Suppose $V$ is a finitely generated. Then every submodule of $V$ is a vector subspace of $V$ hence finitely generated so $V$ is Noetherian.
As for the Artinian portion: Suppose we have a sequence of decreasing submodules (i.e vector subspaces) $M_1\supset M_2 \supset....$, then $dim(M_1)\supset dim(M_2) \supset....$ is a decreasing sequence of non-negative integers so $\exists k$ such that $dim(M_k)=dim(M_{k+1})=...$ which implies that $M_k = M_{k+1}=...$.
Are the 2 proofs valid?
One other way to see it is to use the fact that over a Noetherian ring $R,$ an $R$-module $M$ is Noetherian if and only if it is finitely generated over $R,$ i.e., $M = R \langle m_1, \dots, m_n \rangle$ for some elements $m_i$ of $M.$ Likewise, if $R$ is Artinian, then we have that $M$ is Artinian if and only if it is finitely generated over $R.$
Claim. Every finite-dimensional vector space is Noetherian and Artinian.

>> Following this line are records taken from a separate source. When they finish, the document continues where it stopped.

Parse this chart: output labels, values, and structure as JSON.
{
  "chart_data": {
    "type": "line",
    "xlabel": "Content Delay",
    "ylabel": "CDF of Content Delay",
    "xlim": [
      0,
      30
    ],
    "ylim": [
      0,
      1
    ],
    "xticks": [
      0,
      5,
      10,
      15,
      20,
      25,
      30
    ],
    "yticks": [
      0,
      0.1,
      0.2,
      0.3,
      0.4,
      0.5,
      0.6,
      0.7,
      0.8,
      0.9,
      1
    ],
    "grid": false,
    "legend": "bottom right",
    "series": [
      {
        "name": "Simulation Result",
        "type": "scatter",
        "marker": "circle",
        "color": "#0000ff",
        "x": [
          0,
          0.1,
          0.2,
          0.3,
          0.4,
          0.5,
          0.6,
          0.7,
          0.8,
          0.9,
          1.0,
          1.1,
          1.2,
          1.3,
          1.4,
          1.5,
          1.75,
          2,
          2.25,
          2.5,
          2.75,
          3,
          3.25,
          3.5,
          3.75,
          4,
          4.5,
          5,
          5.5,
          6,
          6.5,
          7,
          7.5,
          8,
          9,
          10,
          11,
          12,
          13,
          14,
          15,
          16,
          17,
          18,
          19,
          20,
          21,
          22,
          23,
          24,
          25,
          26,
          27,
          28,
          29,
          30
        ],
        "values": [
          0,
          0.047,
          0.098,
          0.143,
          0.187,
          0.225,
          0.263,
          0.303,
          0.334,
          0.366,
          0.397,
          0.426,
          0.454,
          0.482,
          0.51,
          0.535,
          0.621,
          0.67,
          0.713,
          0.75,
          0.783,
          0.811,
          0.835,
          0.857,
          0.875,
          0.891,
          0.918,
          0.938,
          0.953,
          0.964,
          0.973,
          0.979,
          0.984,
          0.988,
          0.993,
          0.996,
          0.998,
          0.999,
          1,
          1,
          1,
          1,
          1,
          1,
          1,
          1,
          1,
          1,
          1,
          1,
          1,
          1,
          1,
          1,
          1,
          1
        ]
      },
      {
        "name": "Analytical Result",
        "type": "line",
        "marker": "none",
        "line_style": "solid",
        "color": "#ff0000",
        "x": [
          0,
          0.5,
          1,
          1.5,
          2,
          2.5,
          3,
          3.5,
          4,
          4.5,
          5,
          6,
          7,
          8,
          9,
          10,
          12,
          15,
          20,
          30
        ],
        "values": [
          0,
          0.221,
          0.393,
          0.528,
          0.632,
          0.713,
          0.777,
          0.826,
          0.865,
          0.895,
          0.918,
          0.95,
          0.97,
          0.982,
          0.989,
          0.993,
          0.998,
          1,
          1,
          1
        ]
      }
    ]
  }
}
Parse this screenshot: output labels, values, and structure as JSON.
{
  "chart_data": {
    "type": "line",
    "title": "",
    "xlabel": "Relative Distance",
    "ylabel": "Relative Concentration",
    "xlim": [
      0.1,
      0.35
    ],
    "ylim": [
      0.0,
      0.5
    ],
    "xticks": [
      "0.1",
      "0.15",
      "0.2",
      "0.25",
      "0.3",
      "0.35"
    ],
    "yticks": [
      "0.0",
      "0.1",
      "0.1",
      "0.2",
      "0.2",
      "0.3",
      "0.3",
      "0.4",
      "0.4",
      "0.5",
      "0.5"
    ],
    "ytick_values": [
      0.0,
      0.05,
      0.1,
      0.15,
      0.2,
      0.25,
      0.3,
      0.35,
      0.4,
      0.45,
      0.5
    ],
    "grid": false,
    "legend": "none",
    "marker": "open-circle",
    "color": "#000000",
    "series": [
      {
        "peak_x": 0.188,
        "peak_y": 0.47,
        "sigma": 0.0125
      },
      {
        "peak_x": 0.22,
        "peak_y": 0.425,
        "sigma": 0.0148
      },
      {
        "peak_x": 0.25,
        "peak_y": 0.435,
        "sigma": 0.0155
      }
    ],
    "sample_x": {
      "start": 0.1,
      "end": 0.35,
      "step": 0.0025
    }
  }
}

Proof. Consider a finite-dimensional $k$-vector space $V.$ By hypothesis that $\dim_k V = n < \infty,$ there exist vectors $v_1, \dots, v_n$ in $V$ such that every vector $v$ in $V$ can be expressed as $v = a_1 v_1 + \cdots + a_n v_n$ for some elements $a_i$ in $k.$ We have therefore that $V = k \langle v_1, \dots, v_n \rangle$ so that $V$ is finitely generated over $k.$ Considering that $k$ is a field, it follows that $k$ is Noetherian and Artinian, hence $V$ is Noetherian and Artinian.